Cye Digma, for example, works as administrative assistant in Intel; but in Intel Involved, she’s a community manager. Raquel Orellana, on the other hand, treats volunteerism opportunities as family outings to which she regularly brings her three young children. “This way, I get to teach my children about the problems of society and show them how fortunate they are,” Orellana says.

What Ignalaga can say, though, in terms of volunteerism’s relationship with productivity is that, each year, about two to three volunteer leaders are named outstanding employees as well.

HSBC’s president gives an explanation for this. “If you provide people an opportunity to give back and to change the world, it leads to a much more fulfilled employee; somehow a much more fulfilled person,” Watkinson says. “It’s about individual growth. If you are living in a very comfortable world, and you never actually get close to some of the challenges it faces, then I think you lead quite a closeted existence. Whereas if we give the young people—remember our whole organization is pretty young—an opportunity to go and get involved, I think it really helps them grow as individuals.”

HSBC puts its money where its mouth is. A $10 million global HSBC project called Future First recently gave $75,000 to three local non-government organizations working for street children in the Philippines, and one of the main criteria for deciding who gets the grant was the opportunity for staff involvement.
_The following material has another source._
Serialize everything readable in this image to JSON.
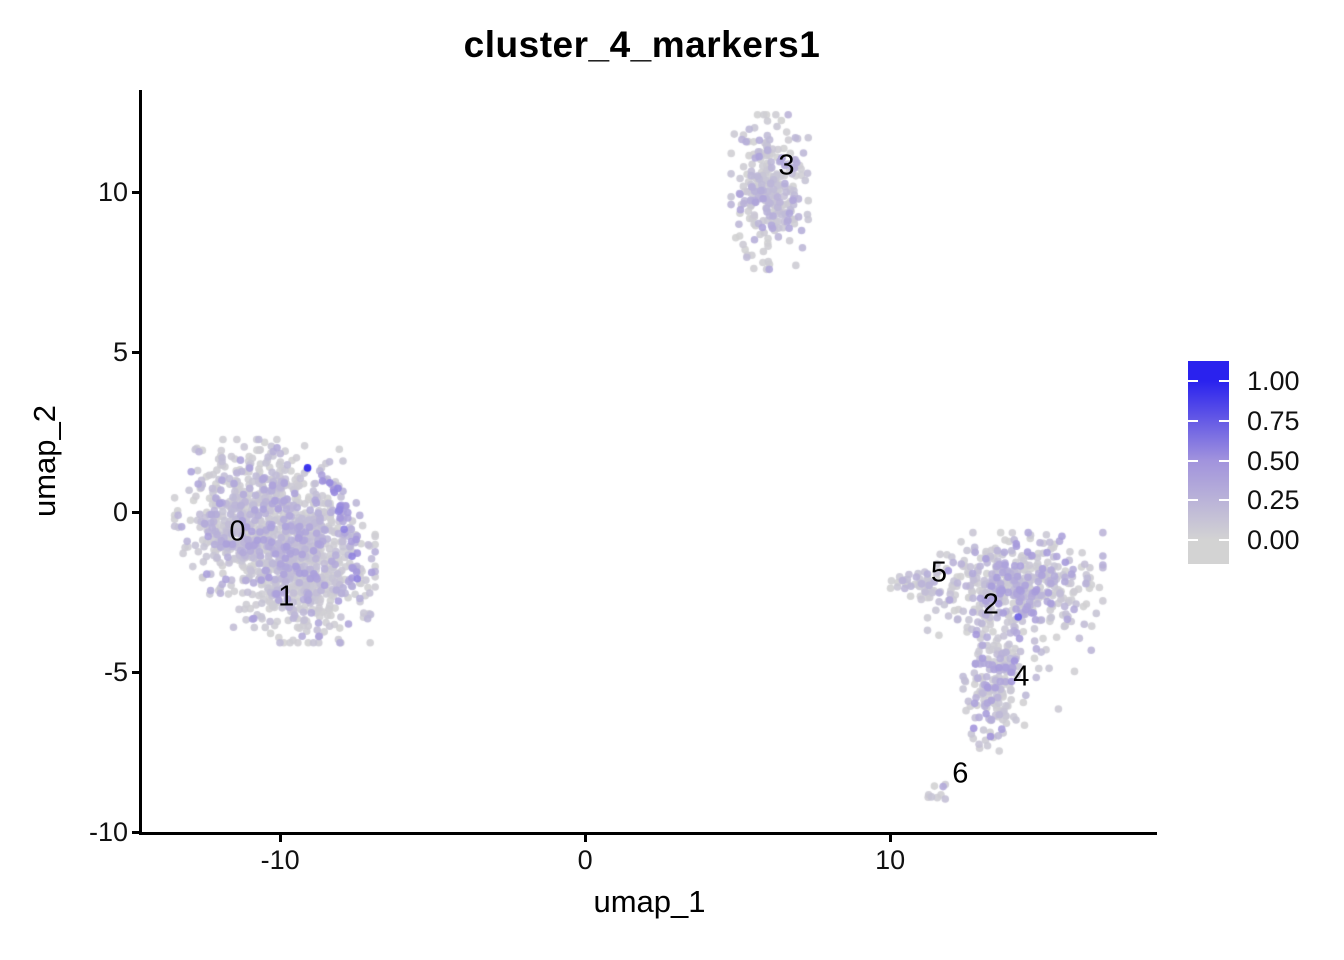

Intel has a Volunteer Matching Grant program, which donates $80 for every 20 hours an employee spends in volunteer work. In its recently completed third academic year, the program raised P37 million for 33 schools in Cavite.

Winners All
If you look at how these volunteer programs began, it would even seem that they were instituted primarily for the employees, and not for the benefit of the company.

The 10-year old Intel Involved program, for instance, is a formalized version of the culture of volunteerism already existing in the company for several years. “It used to be just managed by different employee groups. They gather themselves, pool money together, and go to orphanages and volunteer. Since we had nurses and doctors on-site because we’re a 24-hour manufacturing facility, they help out in medical missions. In 1997, the [Philippine] site manager realized that we already had a lot of community activities, and there was a clamor from employees to have opportunities for community service. So Intel organized a public affairs department and hired me,” recounts Ignalaga.

The same problem Intel faced in the late 1990s is true now for HSBC. “We don’t have a shortage of volunteers; the problem is finding good quality opportunities for them to volunteer for. So it is not a question of trying to find people; it is trying to find good quality, high impact projects for them to get involved in,” says Watkinson.

Of course, a natural consequence of all this are employees more satisfied with and loyal to their employers. “They also see that HSBC, as an employer and as member of the community, is serious about giving back to the community,” Watkinson adds. “It really helps if people feel that they are working with an employer who is not just there to maximize profit, but who actually gives something back to the community.”

So while critics call most other forms of CSR as superficial, with volunteerism, everybody wins—communities, employees, and, of course, the companies themselves.